Ahora el mismo grupito de periodistas –que parece haberse adueñado de los destinos del país- quiere derrotar de nuevo a Horacio Serpa mediante la manipulación de las encuestas y con el espejismo de una paz que –dicen- se logrará solamente con medidas de fuerza. Lo malo es que, si se atiende a las encuestas, ese aplazamiento no sería únicamente para la legítima aspiración del candidato, sino sobre todo para las soluciones urgentes que necesitan las grandes mayorías en materias tan delicadas como el desempleo, el hambre, los inconcebibles costos de los servicios públicos, la quiebra del sistema de salud, los abusos del sector financiero, entre otros, todos agravados hoy por la insensible y ventajosa tendencia neoliberal que predomina en el actual gobierno, sin que frente a esa problemática, que afecta de modo directo a multitud de colombianos, la propuesta del otro candidato ofrezca nada distinto, luego parece que se quiere seguir con la estructura y los males del capitalismo salvaje. Todo con el argumento de que la única urgencia del país es la guerra.
Se ignora, por supuesto, que detrás del agudo conflicto armado hay un telón de fondo consistente en una explosiva y muy grave situación social que es de verdadera emergencia y que, de subsistir, no permitirá alcanzar la paz, aun en la lejana hipótesis de que la guerrilla fuese derrotada por la fuerza pública.

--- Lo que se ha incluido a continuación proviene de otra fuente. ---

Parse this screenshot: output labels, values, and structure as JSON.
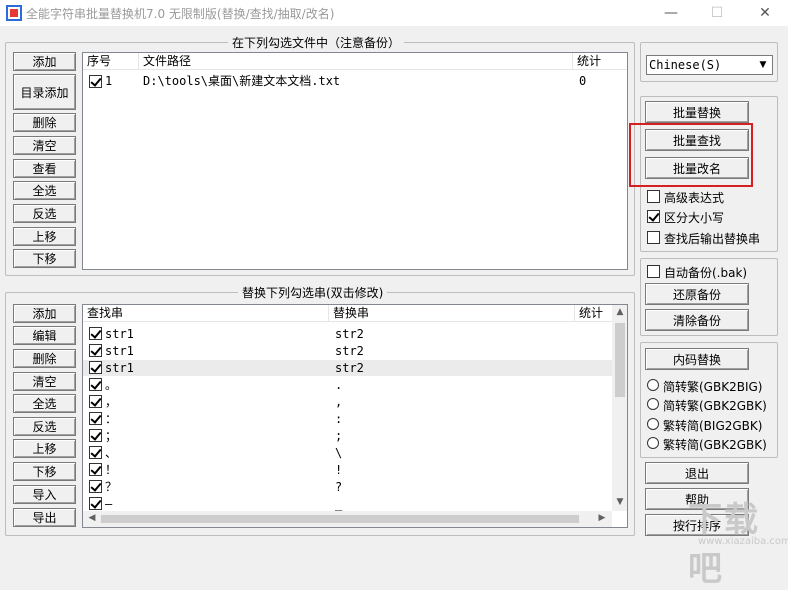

A no dudarlo, el abandono en que el Estado colombiano tiene sumida a gran parte de la población, la más pobre y discriminada, la miseria y el desempleo constituyen el clima propicio para la subversión, el sicariato, la violencia y todas las expresiones delictivas.
No podemos pensar en la paz por la vía exclusiva de las armas; es preciso declarar una emergencia social que recupere condiciones de vida dignas para millones de personas y que realice, cuando menos en parte, el postulado constitucional del Estado Social de Derecho.
Dígase cuanto se diga en esta campaña política en que se quiere aprovechar la situación del orden público para obtener dividendos electorales, y hágase cuanto se haga en el campo militar, a los colombianos no nos podrán convencer de que la lucha armada se constituye en la panacea que remedie todos nuestros males. A diferencia de quienes consideran que la paz a la fuerza es requisito para la solución del terrible conflicto social que vive el país desde hace varios años, quien esto escribe considera que sin una inaplazable toma de conciencia de la sociedad y del Estado sobre las condiciones de vida de las clases marginadas y acerca del dilema que afecta a la clase media en virtud de un erróneo modelo económico que amenaza con extinguirla, es utópico cualquier propósito de paz por cuanto la dura realidad de la pobreza y la incapacidad del Estado para responder a las necesidades básicas de las personas conspirarán siempre, y cada vez con mayor vigor, contra su esencia.